Les infirmières ont beaucoup donné et ont accepté ce que bien des gens n’auraient pas accepté. Les gestionnaires utilisent maintenant les arrêtés pour pallier les problèmes qui existaient avant la pandémie.

 

Au CIUSSS de l’Est-de-l’Île-de-Mont-réal, par exemple, des infirmières praticiennes expérimentées chargées du suivi de patients en Groupe de médecine de famille (GMF) sont mutées pour pallier le manque de personnel dans d’autres établissements.

« C’est juste pas les bonnes personnes au bon endroit ! », croit Mme Bédard. Dans ce CIUSSS, pas moins de 259 infirmières auraient remis leur démission depuis le 1er mars, affirme la FIQ.

À l’Institut universitaire en santé mentale de Montréal (IUSMM), où aucun patient atteint de COVID-19 n’est traité et où aucune chirurgie n’est réalisée, l’arrêté ministériel décrété pour cause de pandémie est pourtant appliqué à la lettre.

« Les gens finissent même par se retrouver en surplus par rapport au personnel qu’il y avait avant la pandémie. Quand les horaires sont faits par ordinateur, c’est le chaos. On va en faire la preuve en cour », dénonce encore la FIQ.

Selon Mme Bédard, des ententes ciblées pourraient pourtant être négociées localement avec les syndicats, comme cela se fait fréquemment en cas de manque d’effectif ou de risques de rupture de service.

La FIQ entend d’ailleurs rencontrer prochainement à ce sujet le nouveau ministre de la Santé et des Services sociaux, Christian Dubé, ainsi que la présidente du Conseil du trésor, Sonia LeBel.

Un infirmier de profession, Denis Dubé, et son unité locale, le Syndicat des professionnels en Santé et Services sociaux du Centre-Sud-de-l’Île-de-Montréal (SPSS-CSIM-FIQ), seront parties prenantes de cette cause.

La FIQ et la FIQP avaient déjà brandi les armes vendredi dernier en contestant en Cour supérieure la directive de la Direction nationale de la santé publique du 9 juin limitant le port du masque N95 à des situations médicales très pointues, soit celles générant des aérosols.

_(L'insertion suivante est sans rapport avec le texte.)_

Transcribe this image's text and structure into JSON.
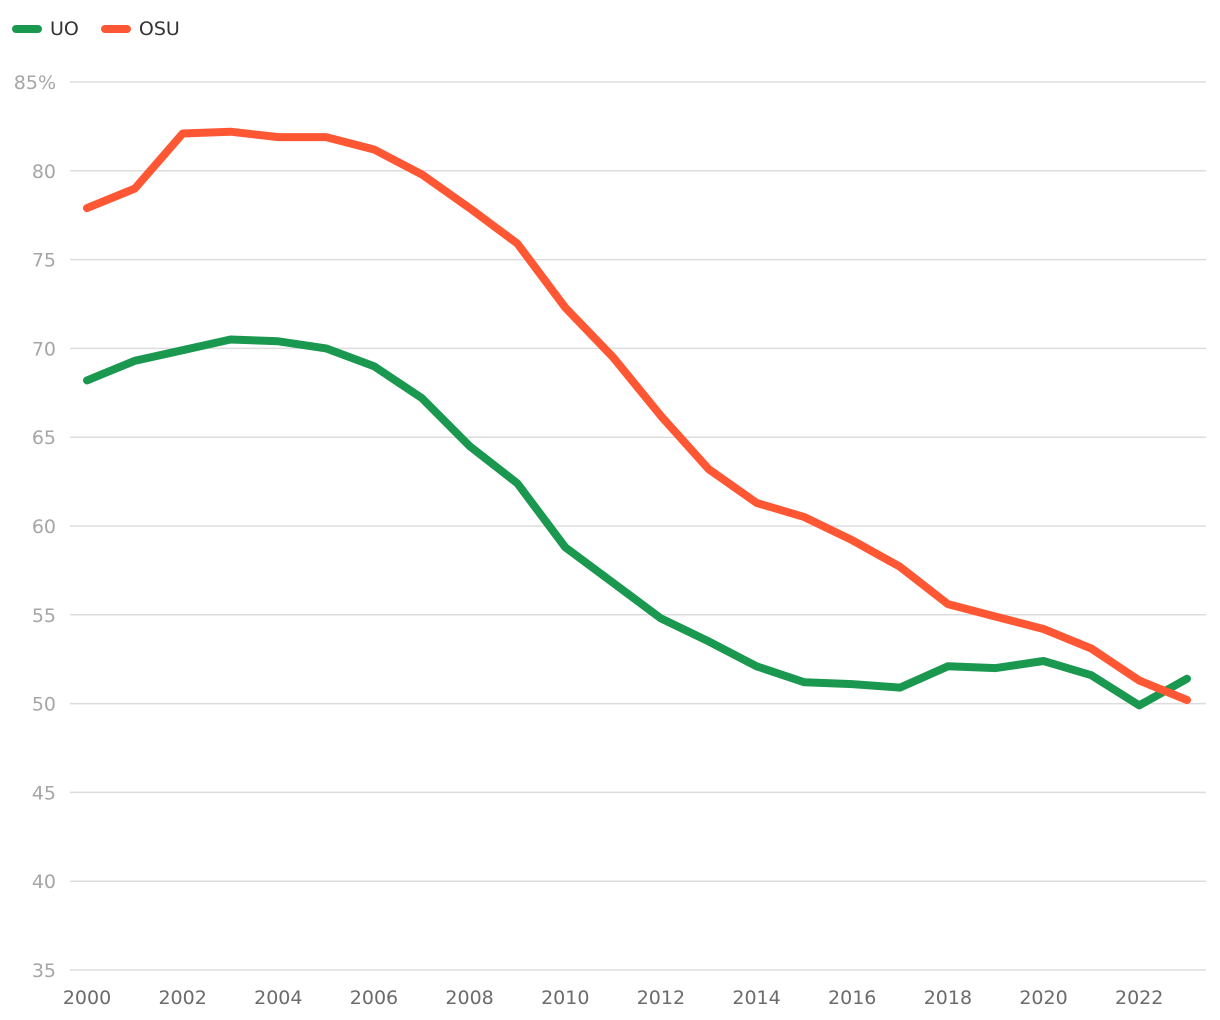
{
  "chart_data": {
    "type": "line",
    "title": "",
    "xlabel": "",
    "ylabel": "",
    "x": [
      2000,
      2001,
      2002,
      2003,
      2004,
      2005,
      2006,
      2007,
      2008,
      2009,
      2010,
      2011,
      2012,
      2013,
      2014,
      2015,
      2016,
      2017,
      2018,
      2019,
      2020,
      2021,
      2022,
      2023
    ],
    "xlim": [
      2000,
      2023
    ],
    "ylim": [
      35,
      85
    ],
    "yticks": [
      35,
      40,
      45,
      50,
      55,
      60,
      65,
      70,
      75,
      80,
      85
    ],
    "ytick_labels": [
      "35",
      "40",
      "45",
      "50",
      "55",
      "60",
      "65",
      "70",
      "75",
      "80",
      "85%"
    ],
    "xticks": [
      2000,
      2002,
      2004,
      2006,
      2008,
      2010,
      2012,
      2014,
      2016,
      2018,
      2020,
      2022
    ],
    "xtick_labels": [
      "2000",
      "2002",
      "2004",
      "2006",
      "2008",
      "2010",
      "2012",
      "2014",
      "2016",
      "2018",
      "2020",
      "2022"
    ],
    "grid": true,
    "legend_position": "top-left",
    "series": [
      {
        "name": "UO",
        "color": "#1a9850",
        "values": [
          68.2,
          69.3,
          69.9,
          70.5,
          70.4,
          70.0,
          69.0,
          67.2,
          64.5,
          62.4,
          58.8,
          56.8,
          54.8,
          53.5,
          52.1,
          51.2,
          51.1,
          50.9,
          52.1,
          52.0,
          52.4,
          51.6,
          49.9,
          51.4
        ]
      },
      {
        "name": "OSU",
        "color": "#ff5733",
        "values": [
          77.9,
          79.0,
          82.1,
          82.2,
          81.9,
          81.9,
          81.2,
          79.8,
          77.9,
          75.9,
          72.3,
          69.5,
          66.2,
          63.2,
          61.3,
          60.5,
          59.2,
          57.7,
          55.6,
          54.9,
          54.2,
          53.1,
          51.3,
          50.2
        ]
      }
    ]
  }
}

Le syndicat infirmier invoque le fait que le caractère restrictif de cette directive a mis en danger la vie du personnel soignant, en augmentant le risque de contracter la COVID-19. Selon lui, plus aucune pénurie ne justifie de restreindre, depuis cette date, l’accès au N95 au personnel infirmier et de limiter le matériel de protection aux seuls masques chirurgicaux.